First, we will run BBKNN, it takes the anndata object and calculates a knn graph that is batch balanced. We can then use that graph to run Umap, tSNE and/or clustering.

sc.external.pp.bbknn(adata, 'sample')

sc.tl.umap(adata)
sc.tl.tsne(adata)

# save new umap/tsne to new slots in obsm
adata.obsm['X_umap_bbknn'] = adata.obsm['X_umap']
adata.obsm['X_tsne_bbknn'] = adata.obsm['X_tsne']
computing batch balanced neighbors
WARNING: consider updating your call to make use of `computation`
    finished: added to `.uns['neighbors']`
    `.obsp['distances']`, distances for each pair of neighbors
    `.obsp['connectivities']`, weighted adjacency matrix (0:00:03)
computing UMAP
    finished: added
    'X_umap', UMAP coordinates (adata.obsm)
    'umap', UMAP parameters (adata.uns) (0:00:16)
computing tSNE
    using 'X_pca' with n_pcs = 50
    using sklearn.manifold.TSNE
    finished: added
    'X_tsne', tSNE coordinates (adata.obsm)
    'tsne', tSNE parameters (adata.uns) (0:00:48)

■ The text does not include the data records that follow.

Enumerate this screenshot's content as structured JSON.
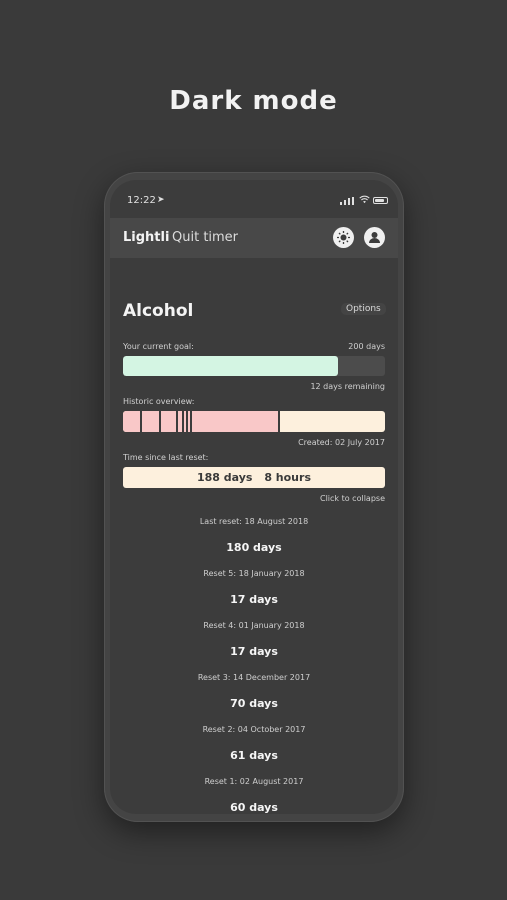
{
  "headline": "Dark mode",
  "status_bar": {
    "time": "12:22"
  },
  "header": {
    "app_name": "Lightli",
    "subtitle": "Quit timer"
  },
  "tracker": {
    "title": "Alcohol",
    "options_label": "Options",
    "goal": {
      "label": "Your current goal:",
      "target": "200 days",
      "remaining": "12 days remaining",
      "progress_fraction": 0.82,
      "fill_color": "#d4f5e3"
    },
    "historic": {
      "label": "Historic overview:",
      "created": "Created: 02 July 2017",
      "reset_color": "#f9c8c8",
      "current_color": "#fdf0dd"
    },
    "since_reset": {
      "label": "Time since last reset:",
      "days": "188 days",
      "hours": "8 hours",
      "collapse": "Click to collapse"
    },
    "history": [
      {
        "label": "Last reset: 18 August 2018",
        "value": "180 days"
      },
      {
        "label": "Reset 5: 18 January 2018",
        "value": "17 days"
      },
      {
        "label": "Reset 4: 01 January 2018",
        "value": "17 days"
      },
      {
        "label": "Reset 3: 14 December 2017",
        "value": "70 days"
      },
      {
        "label": "Reset 2: 04 October 2017",
        "value": "61 days"
      },
      {
        "label": "Reset 1: 02 August 2017",
        "value": "60 days"
      }
    ]
  },
  "colors": {
    "background": "#3a3a3a",
    "screen": "#3c3c3c",
    "header": "#484848"
  }
}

We can now plot the unintegrated and the integrated space reduced dimensions.

fig, axs = plt.subplots(2, 2, figsize=(10,8),constrained_layout=True)
sc.pl.embedding(adata, "X_umap_uncorr",color="sample", title="Uncorrected umap", ax=axs[0,0], show=False)
sc.pl.embedding(adata, "X_tsne_uncorr",color="sample", title="Uncorrected tsne", ax=axs[0,1], show=False)
sc.pl.embedding(adata, "X_umap_bbknn",color="sample", title="BBKNN Corrected umap", ax=axs[1,0], show=False)
sc.pl.embedding(adata, "X_tsne_bbknn",color="sample", title="BBKNN Corrected tsne", ax=axs[1,1], show=False)
<Axes: title={'center': 'BBKNN Corrected tsne'}, xlabel='X_tsne_bbknn1', ylabel='X_tsne_bbknn2'>

Let’s save the integrated data for further analysis.

save_file = './data/covid/results/scanpy_covid_qc_dr_bbknn.h5ad'
adata.write_h5ad(save_file)

4 Harmony

An alternative method for integration is Harmony, for more details on the method, please se their paper Nat. Methods. This method runs the integration on a dimensionality reduction, in most applications the PCA.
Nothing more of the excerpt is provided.